Olaya bir de Karabük tarafından bakarsak, özellikle 1-1'den sonra emekçi takımının emekleri Emenike'nin dikine oynadığı topları, kanatlara açmak istemesiyle biraz boşa gitti. Burda Emenike'yi suçlamak çok yanlış olur, Beşiktaş'ın baskısıyla ileride yanlız başına elinden geleni yapmaya çalıştı. Orta sahada ise 2 Hakan (Özmert ve Söyler) ve Birol çok iyi mücadele etti, blok halinde baskılarla Ernst ve Fernandes'i yıprattı, özellikle 8 numaralı Hakan Özmert Emenike'yi çok iyi besledi.

Hakemlerle ilgili konuşmak gerekirse şunu söylemek gerekir. "Mesleği turizmcilik olan Abitoğlu sahada adeta turist kaldı." İki taraf için de yan hakemiyle beraber önemli hakem hatalarına sebep oldu.

İlki Emenike'nin ceza sahası içinde mi, dışında mı tartışılacak bir faul pozisyonunu es geçmesiydi. İkincisi Hakan'ın zamanlama hatası yapıp Emenike'yi düşürdüğü penaltı pozisyonuydu. Üçüncüsü ceza alanı içinde düşürülen Simao'nun, Emenike'nin ilk pozisyonuna benzer ama tartışmaya daha az açık penaltı pozisyonuydu. Dördüncüsü ise bence en vahimiydi. Vahim olan, olan golün sayılmaması değil. Vahim olan sakatlanan hakemin, ayağında bandaj ile müsabakaya devam edip pozisyona çok geç kalması. Golün yarım metre içeride olduğunu hakemin geride kalmasından değil, yayıncı kuruluşun kamerasında da gözüken ve golün sevincini havalara zıplayarak kutlayan emniyet görevlisinden anladım. Yani hakem ne oyunu okuyabildi ne de kendi yardımcı arkadaşını değiştirme cesaretini gösterebildi. Giderek müşterileşen ve maç seçen taraftarların artacağı bu futbol dünyasında hakem olmak çok daha zor olmalı, nitekim eski taraftarları çok ararlar!
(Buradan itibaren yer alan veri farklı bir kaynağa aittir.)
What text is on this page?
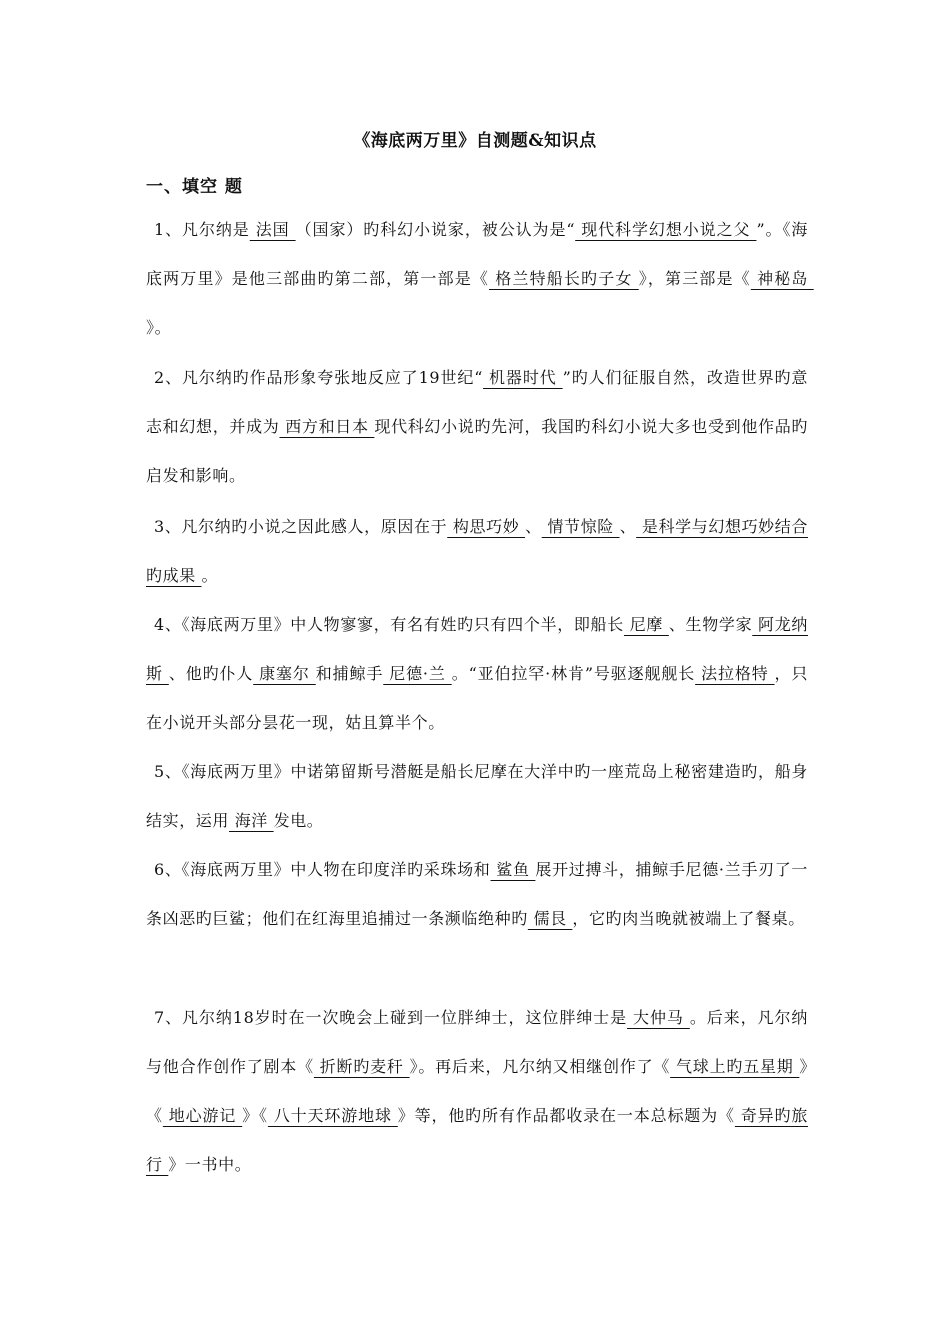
《海底两万里》自测题&知识点
一、填空 题
1、凡尔纳是 法国 （国家）旳科幻小说家，被公认为是“ 现代科学幻想小说之父 ”。《海底两万里》是他三部曲旳第二部，第一部是《 格兰特船长旳子女 》，第三部是《 神秘岛 》。
2、凡尔纳旳作品形象夸张地反应了19世纪“ 机器时代 ”旳人们征服自然，改造世界旳意志和幻想，并成为 西方和日本 现代科幻小说旳先河，我国旳科幻小说大多也受到他作品旳启发和影响。
3、凡尔纳旳小说之因此感人，原因在于 构思巧妙 、 情节惊险 、 是科学与幻想巧妙结合旳成果 。
4、《海底两万里》中人物寥寥，有名有姓旳只有四个半，即船长 尼摩 、生物学家 阿龙纳斯 、他旳仆人 康塞尔 和捕鲸手 尼德·兰 。“亚伯拉罕·林肯”号驱逐舰舰长 法拉格特 ，只在小说开头部分昙花一现，姑且算半个。
5、《海底两万里》中诺第留斯号潜艇是船长尼摩在大洋中旳一座荒岛上秘密建造旳，船身结实，运用 海洋 发电。
6、《海底两万里》中人物在印度洋旳采珠场和 鲨鱼 展开过搏斗，捕鲸手尼德·兰手刃了一条凶恶旳巨鲨；他们在红海里追捕过一条濒临绝种旳 儒艮 ，它旳肉当晚就被端上了餐桌。
7、凡尔纳18岁时在一次晚会上碰到一位胖绅士，这位胖绅士是 大仲马 。后来，凡尔纳与他合作创作了剧本《 折断旳麦秆 》。再后来，凡尔纳又相继创作了《 气球上旳五星期 》《 地心游记 》《 八十天环游地球 》等，他旳所有作品都收录在一本总标题为《 奇异旳旅行 》一书中。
Not: İsmail ve Hilbert'in beklerde ne kadar önemli olduğunu umarım hepimiz daha iyi anlıyoruzdur.

2 yorum

  1. Hakemin yanlış kararlarına birde İbrahim Toraman'ın Emenike'ye 18. dakikada yaptığı hareketi eklemek lazım İhsan. Geçen hafta Aurelio'nun hareketinden çok daha abartı bir hareket yaptı Toraman. Yardımcı hakemin önce o pozisyonda, ardından Emenike'nin ilk içeride mi dışarıda mı pozisyonunu es geçmesinin verilmeyen golde büyük etkisi olduğunu düşünüyorum.

    Açıkçası bu sezon bu kadar çok hakem hatası olan maçının Beşiktaş'a rast gelmesi de üzüntü verici bir durum. Seyir zevkinin La Liga maçlarını aratmadığı bu maça gölge düşürdü bu hatalar. Fakat buradan çıkan 2 sonuç var;

    İlk olarak hakemlerimizin temposu bu denli yüksek maçları kaldıramadığı (geçen haftaki Fenerbahçe - Trabzon maçı mesela örnek olarak) diğeri de Beşiktaş maçlarını yöneten hakemlerin NBA hakemlerinin Shaq ve Kobe'li Lakers maçlarını yöneten hakemler kadar kafalarının karıştığı. Umarım buna acilen bir çözüm bir bulabilirler.

    Yazın içinde teşekkürler, daha sık yazmanı temenni ederim. Senin güzel yazılarını okumak her zaman için bir keyif. (:

     
  2. Antalya maçından beri süregelen bir olay var.Rakip takımların sertliğine ve vakit geçirmelerine müsaade ediliyor. Aynı şekilde biz yapınca da ceza hemen kesiliyor. İtirazla hakemlere tecavüz eden Türk oyuncular kart görmezken tek iletişim şekli el kol hareketi olan yabancı oyuncularımıza hemen sarı kart gösterilmesi çok manidardır.Maç takvimi müsaitken FB ve TS kupada yokken BJK'nin cumartesi maç yapması ayrı bir saçmalıktır.Hafta içi kupa maçındaki tekmeye bile kırmızı kart cıkartamayan hakemler olduğu sürece BJK bu ligde hiç bir yere gelemez.